Gedichte über Krieg, Frieden und Hoffnung
Keine andere literarische Gattung kann in so wenigen Worten so viel aussagen, wie die Lyrik. Keine andere Gattung lässt dem Leser gleichzeitig so viel Raum für seine eigene Gedanken und Empfindungen. Und keine andere Gattung kann sich auf so ästhetische Weise jedem noch so unsäglichen Thema annähern und zur Reflexion anregen, wie es Gedichte können.
Daher haben Schülerinnen und Schüler des Deutsch_Kurses D3 (JG1) die vorliegenden Gedichte ausgesucht und hier bereitgestellt.
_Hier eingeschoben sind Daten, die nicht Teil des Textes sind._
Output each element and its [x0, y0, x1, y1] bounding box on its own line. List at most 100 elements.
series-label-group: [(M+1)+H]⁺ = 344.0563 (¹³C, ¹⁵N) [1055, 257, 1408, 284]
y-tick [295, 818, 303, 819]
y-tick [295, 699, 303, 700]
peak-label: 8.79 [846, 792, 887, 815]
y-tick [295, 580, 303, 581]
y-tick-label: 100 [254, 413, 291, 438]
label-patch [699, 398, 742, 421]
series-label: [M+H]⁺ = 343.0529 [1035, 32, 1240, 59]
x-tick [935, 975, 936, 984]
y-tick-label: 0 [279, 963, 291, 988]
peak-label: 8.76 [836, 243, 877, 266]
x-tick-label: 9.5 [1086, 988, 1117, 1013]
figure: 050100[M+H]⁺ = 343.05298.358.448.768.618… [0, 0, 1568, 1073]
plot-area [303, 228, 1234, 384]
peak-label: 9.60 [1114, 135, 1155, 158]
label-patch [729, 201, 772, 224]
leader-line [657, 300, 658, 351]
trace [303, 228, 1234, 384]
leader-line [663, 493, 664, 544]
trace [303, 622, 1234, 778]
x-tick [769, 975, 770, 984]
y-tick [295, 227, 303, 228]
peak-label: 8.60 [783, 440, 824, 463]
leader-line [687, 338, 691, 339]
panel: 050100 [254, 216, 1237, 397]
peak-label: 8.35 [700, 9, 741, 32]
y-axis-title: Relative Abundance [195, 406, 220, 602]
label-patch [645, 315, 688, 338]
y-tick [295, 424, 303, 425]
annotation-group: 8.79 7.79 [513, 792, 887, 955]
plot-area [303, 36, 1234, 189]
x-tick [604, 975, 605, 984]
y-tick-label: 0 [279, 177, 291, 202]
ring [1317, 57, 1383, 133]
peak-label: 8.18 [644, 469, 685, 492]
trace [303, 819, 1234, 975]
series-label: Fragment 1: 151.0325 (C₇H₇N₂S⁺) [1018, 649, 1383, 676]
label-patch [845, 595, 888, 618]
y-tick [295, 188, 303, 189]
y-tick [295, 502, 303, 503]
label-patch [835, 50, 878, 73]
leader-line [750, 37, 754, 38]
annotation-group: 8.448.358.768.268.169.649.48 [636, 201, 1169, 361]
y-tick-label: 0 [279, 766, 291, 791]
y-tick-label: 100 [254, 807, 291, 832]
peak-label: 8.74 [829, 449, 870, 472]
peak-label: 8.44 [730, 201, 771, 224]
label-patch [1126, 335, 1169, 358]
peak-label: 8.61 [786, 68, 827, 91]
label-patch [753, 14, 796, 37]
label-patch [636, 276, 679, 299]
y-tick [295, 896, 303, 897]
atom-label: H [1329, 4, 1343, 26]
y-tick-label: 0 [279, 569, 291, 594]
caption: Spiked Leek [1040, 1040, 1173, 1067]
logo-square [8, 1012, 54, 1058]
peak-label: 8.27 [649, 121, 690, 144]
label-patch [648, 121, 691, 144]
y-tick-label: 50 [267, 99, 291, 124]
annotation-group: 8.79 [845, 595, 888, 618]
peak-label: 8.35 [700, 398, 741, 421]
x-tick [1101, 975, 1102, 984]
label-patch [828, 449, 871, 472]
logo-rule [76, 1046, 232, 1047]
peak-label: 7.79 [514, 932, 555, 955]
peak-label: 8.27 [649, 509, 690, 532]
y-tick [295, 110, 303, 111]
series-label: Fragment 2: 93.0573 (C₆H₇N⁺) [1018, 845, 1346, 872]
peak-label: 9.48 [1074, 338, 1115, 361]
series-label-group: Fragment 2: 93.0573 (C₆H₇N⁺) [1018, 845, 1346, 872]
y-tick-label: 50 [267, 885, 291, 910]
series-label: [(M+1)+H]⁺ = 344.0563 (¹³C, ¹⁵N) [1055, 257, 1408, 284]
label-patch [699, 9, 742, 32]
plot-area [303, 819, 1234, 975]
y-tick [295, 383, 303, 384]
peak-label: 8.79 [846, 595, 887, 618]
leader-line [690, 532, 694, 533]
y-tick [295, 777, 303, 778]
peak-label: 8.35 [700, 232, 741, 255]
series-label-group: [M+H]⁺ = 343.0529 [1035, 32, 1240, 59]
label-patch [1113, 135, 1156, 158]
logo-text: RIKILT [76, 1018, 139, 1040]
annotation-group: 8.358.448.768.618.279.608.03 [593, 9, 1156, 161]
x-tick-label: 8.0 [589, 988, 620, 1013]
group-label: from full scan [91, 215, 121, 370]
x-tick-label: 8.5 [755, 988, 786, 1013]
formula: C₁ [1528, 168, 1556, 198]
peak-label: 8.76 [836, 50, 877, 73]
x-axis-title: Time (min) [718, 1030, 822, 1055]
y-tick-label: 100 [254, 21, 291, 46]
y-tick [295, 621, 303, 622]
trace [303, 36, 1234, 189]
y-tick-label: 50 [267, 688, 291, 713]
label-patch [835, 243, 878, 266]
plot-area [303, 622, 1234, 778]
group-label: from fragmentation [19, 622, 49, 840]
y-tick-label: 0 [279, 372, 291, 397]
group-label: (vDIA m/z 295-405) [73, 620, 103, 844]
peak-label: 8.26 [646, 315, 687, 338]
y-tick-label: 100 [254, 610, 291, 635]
Sie sollten Stellung nehmen zum derzeitigen Krieg in der Ukraine, der uns alle umtreibt und uns alle angeht.
Die Texte rufen auf zum Frieden, klagen an, wollen Hoffnung machen, trösten und versöhnen. Jeder, der will, kann sie lesen oder anhören, ihre poetische Sprache und ihre Aussagen auf sich wirken lassen und über sie nachdenken.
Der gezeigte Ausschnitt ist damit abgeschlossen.